Aggressive investors commonly do most of their investing in the stock market, which is higher risk, especially in a volatile economic climate. As we write this, for example the Dow went up 400 points on Tuesday and has pretty much last all those gains when it plunged about 175 points again on Thursday and on Friday.
Aggressive investors also tend to invest in business ventures as well as higher-risk real estate. For instance, if an aggressive investor puts his or her money into an older apartment building, then invests more money renovating the property, they are running a risk.

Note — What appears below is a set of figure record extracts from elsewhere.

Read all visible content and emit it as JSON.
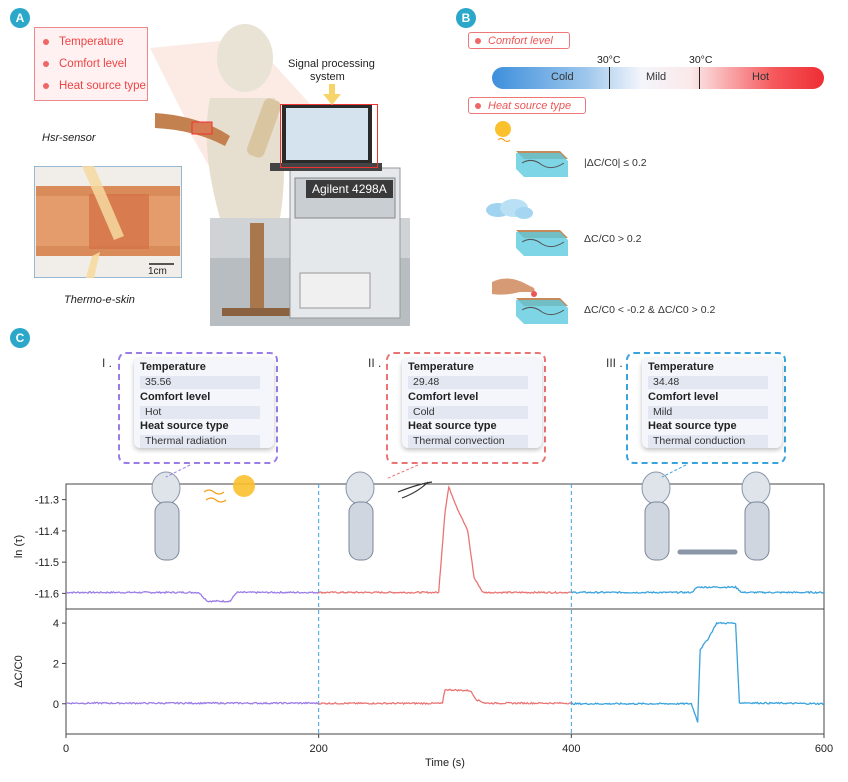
{
  "panels": {
    "a": "A",
    "b": "B",
    "c": "C"
  },
  "panel_a": {
    "legend_items": [
      "Temperature",
      "Comfort level",
      "Heat source type"
    ],
    "signal_label": "Signal processing system",
    "signal_line1": "Signal processing",
    "signal_line2": "system",
    "instrument": "Agilent 4298A",
    "hsr_sensor": "Hsr-sensor",
    "thermo_skin": "Thermo-e-skin",
    "scale_bar": "1cm"
  },
  "panel_b": {
    "comfort_pill": "Comfort level",
    "heat_pill": "Heat source type",
    "bar_labels": {
      "cold": "Cold",
      "mild": "Mild",
      "hot": "Hot"
    },
    "thresholds": [
      "30°C",
      "30°C"
    ],
    "rows": [
      {
        "source": "sun-icon",
        "condition": "|ΔC/C0| ≤ 0.2"
      },
      {
        "source": "cloud-icon",
        "condition": "ΔC/C0 > 0.2"
      },
      {
        "source": "finger-icon",
        "condition": "ΔC/C0 < -0.2 & ΔC/C0 > 0.2"
      }
    ]
  },
  "panel_c": {
    "cards": [
      {
        "roman": "I .",
        "temperature_label": "Temperature",
        "temperature": "35.56",
        "comfort_label": "Comfort level",
        "comfort": "Hot",
        "source_label": "Heat source type",
        "source": "Thermal radiation",
        "color": "#9b7ce6"
      },
      {
        "roman": "II .",
        "temperature_label": "Temperature",
        "temperature": "29.48",
        "comfort_label": "Comfort level",
        "comfort": "Cold",
        "source_label": "Heat source type",
        "source": "Thermal convection",
        "color": "#ea7474"
      },
      {
        "roman": "III .",
        "temperature_label": "Temperature",
        "temperature": "34.48",
        "comfort_label": "Comfort level",
        "comfort": "Mild",
        "source_label": "Heat source type",
        "source": "Thermal conduction",
        "color": "#3aa3dc"
      }
    ]
  },
  "chart_data": [
    {
      "type": "line",
      "ylabel": "ln (τ)",
      "xlim": [
        0,
        600
      ],
      "ylim": [
        -11.65,
        -11.25
      ],
      "yticks": [
        -11.3,
        -11.4,
        -11.5,
        -11.6
      ],
      "ytick_labels": [
        "-11.3",
        "-11.4",
        "-11.5",
        "-11.6"
      ],
      "segment_colors": [
        "#9b7ce6",
        "#ea7474",
        "#3aa3dc"
      ],
      "segments": [
        {
          "x": [
            0,
            105,
            112,
            130,
            135,
            200
          ],
          "y": [
            -11.597,
            -11.597,
            -11.625,
            -11.625,
            -11.597,
            -11.597
          ]
        },
        {
          "x": [
            200,
            295,
            300,
            303,
            310,
            318,
            323,
            330,
            400
          ],
          "y": [
            -11.597,
            -11.597,
            -11.34,
            -11.26,
            -11.33,
            -11.4,
            -11.55,
            -11.597,
            -11.597
          ]
        },
        {
          "x": [
            400,
            495,
            500,
            530,
            535,
            600
          ],
          "y": [
            -11.597,
            -11.597,
            -11.58,
            -11.58,
            -11.597,
            -11.597
          ]
        }
      ]
    },
    {
      "type": "line",
      "ylabel": "ΔC/C0",
      "xlabel": "Time (s)",
      "xlim": [
        0,
        600
      ],
      "ylim": [
        -1.5,
        4.7
      ],
      "xticks": [
        0,
        200,
        400,
        600
      ],
      "xtick_labels": [
        "0",
        "200",
        "400",
        "600"
      ],
      "yticks": [
        0,
        2,
        4
      ],
      "ytick_labels": [
        "0",
        "2",
        "4"
      ],
      "segment_colors": [
        "#9b7ce6",
        "#ea7474",
        "#3aa3dc"
      ],
      "segments": [
        {
          "x": [
            0,
            200
          ],
          "y": [
            0.03,
            0.03
          ]
        },
        {
          "x": [
            200,
            298,
            300,
            320,
            325,
            332,
            400
          ],
          "y": [
            0.02,
            0.02,
            0.7,
            0.65,
            0.2,
            0.03,
            0.03
          ]
        },
        {
          "x": [
            400,
            495,
            500,
            502,
            508,
            515,
            530,
            533,
            600
          ],
          "y": [
            0.0,
            0.0,
            -0.9,
            2.7,
            3.2,
            4.0,
            4.0,
            0.05,
            0.0
          ]
        }
      ]
    }
  ]
}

They expect to be able to rent the apartments out for more money than the apartments are currently worth, or to sell the entire property for a profit on their initial investments.
KNOW YOUR MARKET
In some cases, this is a worthwhile gamble, but given the current property market, especially in certain areas, it might not be the most sensible place to put your money at the moment.
RISKS AND REWARDS
Before you start investing, it is very important that you learn about the different types of investments, and what those investments can do for you. Understand the risks involved, and pay attention to past trends as well. History does indeed repeat itself, and investors know this first hand.
All of the funds you have the chance to invest in for your 401k retirement fund, for example, should have a full record of past history, both recently, in the past year, the past 5 years, and even the past 10.
For those of us interested in saving for college, a 529 also offers similar investment choices, with different portfolios. Since we are based in New York State, we have certain options administered by Vanguard Funds.
OTHER HANDY WAYS TO INVEST
We could have opted for their choice, but with a little more time, effort, and research at the Vanguard site we are making that much more money, and with a credit card from Upromise which gives you money on all the purchases you use on the card, plus extra percentages for things you buy regularly, like household products, it makes it easy to save money and invest it even if you don’t think you can afford it with your present budget.
STABILIZE YOUR CURRENT FINANCIAL SITUATION BEFORE YOU INVEST
As we said in a previous article, make sure that you stabilize your current financial situation before you start thinking of investing, and remember how credit card companies make their money.
But investing in a 401k if the money is taken out as pre-tax dollars, and especially if your company gives you a match, is very worthwhile and easy. So is a 529, and you can get started with as little as $25.
KNOWLEDGE EQUALS SUCCESS WHEN IT COMES TO INVESTING
Educating yourself by looking at these options is the best way of dipping your toe in the water, and if you start making money, well, stick to your formula and do a bit more.
Above all, though, know your investing style and how much you can afford to invest, because it really means, how much time can you spend building your portfolio, and how much can you afford to risk on different types of investments.